All in all, the adaptation is very easy since you are not alone and everyone understands that you come from a very different background. Your English skills are also a major plus for the lab work. With the locals, you will often find yourself mimicking the message you want to pass.

On the subject of accommodation, you will be given a list of rooms on the campus or more spacious studios. In her case, Adèle had a thirteen square meters room with a tiny bathroom, a fridge and a heating plate which she found to be perfect for three months. When you do a double degree, you will be roommates with your French mates and fellow Japanese students in a much larger space.

One of the many differences with our universities is that the buildings are separated between male or female students.

The rent was around 280 euros for thirteen square meters which is not very expensive given the location.

Considering the lab work, the tutors where very helpful and taught her how to use the various devices that she had to use. Her tutor gave her his expectations for the week to come and she had to make herself her schedule to accomplish her various tasks. She was on average in the lab from 10 am to 6 pm. There was no pressure on you as long as you had the job done.

The integration with the other colleagues was very easy, some of them were already her classmates in France and the Japanese student didn’t hesitate to go on lunch with them. They went to restaurants and karaoke’s with colleagues to have fun and to socialize.

Outside of work the activities in Tsukuba consisted mainly of karaoke’s or batting centers (a place where you have a baseball bat and balls are thrown at you) but you can also visit the rice fields or hike on mount Tsukuba.

Tsukuba japan

In the streets of Tsukuba

The most interesting thing to do was to travel out of Tsukuba, which they could do for about 2 weekends out of 3. They visited mainly Tokyo but also the cities of Nikko, Yokohama, Osaka and Kyoto, where they hang out in the streets, visited a lot of tiny temples, restaurants, castles, museums and did shopping.

temple japan

One of the many temples they had the chance to visit

One of her favorite memories is from the Team Lab museum which you can see in the following picture.

team lab museum

Team Lab museum in Tokyo

The Chinese district in Yokohama is also fantastic and the food is delicious. In her top 2 of places to visit.

Yokohama bay japan

Yokohama bay

They also saw some fireworks, traditional festivals such as the Sanja Matsuri or Sanja Festival which is one of the three great Shinto festivals in Tokyo. Prominent parades revolve around three mikoshi (portable shrines referenced in the festival’s name), as well as traditional music and dancing.

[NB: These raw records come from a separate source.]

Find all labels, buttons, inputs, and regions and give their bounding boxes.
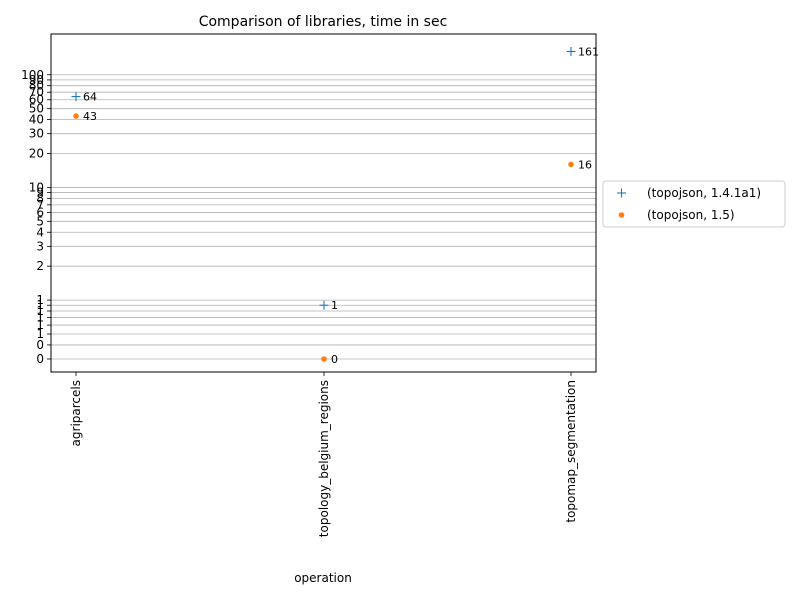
grid: [51, 74, 596, 360]
y-tick-label: 20: [29, 147, 44, 161]
y-tick-label: 1: [36, 311, 44, 325]
y-tick-label: 1: [36, 293, 44, 307]
y-tick-label: 8: [36, 191, 44, 205]
y-tick-label: 50: [29, 102, 44, 116]
y-tick-label: 30: [29, 127, 44, 141]
legend-marker: [617, 188, 626, 198]
x-axis-label: operation: [294, 571, 352, 585]
legend: (topojson, 1.4.1a1) (topojson, 1.5): [602, 180, 786, 228]
y-tick-label: 5: [36, 214, 44, 228]
data-label: 43: [83, 110, 97, 123]
y-tick-label: 4: [36, 225, 44, 239]
y-tick-label: 40: [29, 113, 44, 127]
y-tick-label: 70: [29, 85, 44, 99]
y-tick-label: 10: [29, 180, 44, 194]
y-tick-label: 100: [21, 68, 44, 82]
x-axis: agriparcels topology_belgium_regions topom…: [69, 372, 578, 537]
y-tick-label: 6: [36, 205, 44, 219]
legend-label: (topojson, 1.4.1a1): [647, 186, 761, 200]
data-point: [321, 356, 327, 362]
y-tick-label: 9: [36, 186, 44, 200]
data-label: 1: [331, 299, 338, 312]
y-tick-label: 1: [36, 318, 44, 332]
x-tick-label: agriparcels: [69, 380, 83, 446]
legend-frame: [602, 180, 786, 228]
data-label: 0: [331, 353, 338, 366]
y-tick-label: 90: [29, 73, 44, 87]
y-tick-label: 1: [36, 298, 44, 312]
y-tick-label: 1: [36, 327, 44, 341]
data-point: [566, 46, 576, 56]
y-tick-label: 3: [36, 239, 44, 253]
data-point: [73, 113, 79, 119]
x-tick-label: topomap_segmentation: [564, 380, 578, 523]
y-tick-label: 0: [36, 352, 44, 366]
plot-area: [50, 33, 597, 373]
y-tick-label: 7: [36, 198, 44, 212]
y-tick-label: 1: [36, 304, 44, 318]
chart-title: Comparison of libraries, time in sec: [199, 14, 448, 30]
y-tick-label: 60: [29, 93, 44, 107]
data-point: [568, 161, 574, 168]
data-marks: 64 1 161 43 0 16: [71, 45, 599, 366]
legend-label: (topojson, 1.5): [647, 208, 735, 222]
x-tick-label: topology_belgium_regions: [317, 380, 331, 537]
data-point: [319, 300, 329, 310]
data-label: 16: [578, 158, 592, 171]
data-point: [71, 92, 81, 102]
y-tick-label: 2: [36, 259, 44, 273]
legend-marker: [618, 212, 625, 218]
data-label: 161: [578, 45, 599, 58]
y-tick-label: 80: [29, 79, 44, 93]
y-tick-label: 0: [36, 338, 44, 352]
data-label: 64: [83, 91, 97, 104]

Traditional parade during Sanja Matsuri

Traditional parade during Sanja Matsuri

Another highlight of one of their trips was their stay in a traditional Japanese house with a garden in the center, an onsen (a traditional hot bath) and a host who spoke English and was a really pleasant encounter.

In summary, everything about her internship was perfect. She got to discover an entirely new culture with her friends, had a very interesting work subject with a fantastic team and would gladly recommend this choice of destination for an internship if you have the chance to do it.

She may return to Japan to visit again, but after having been to other new countries!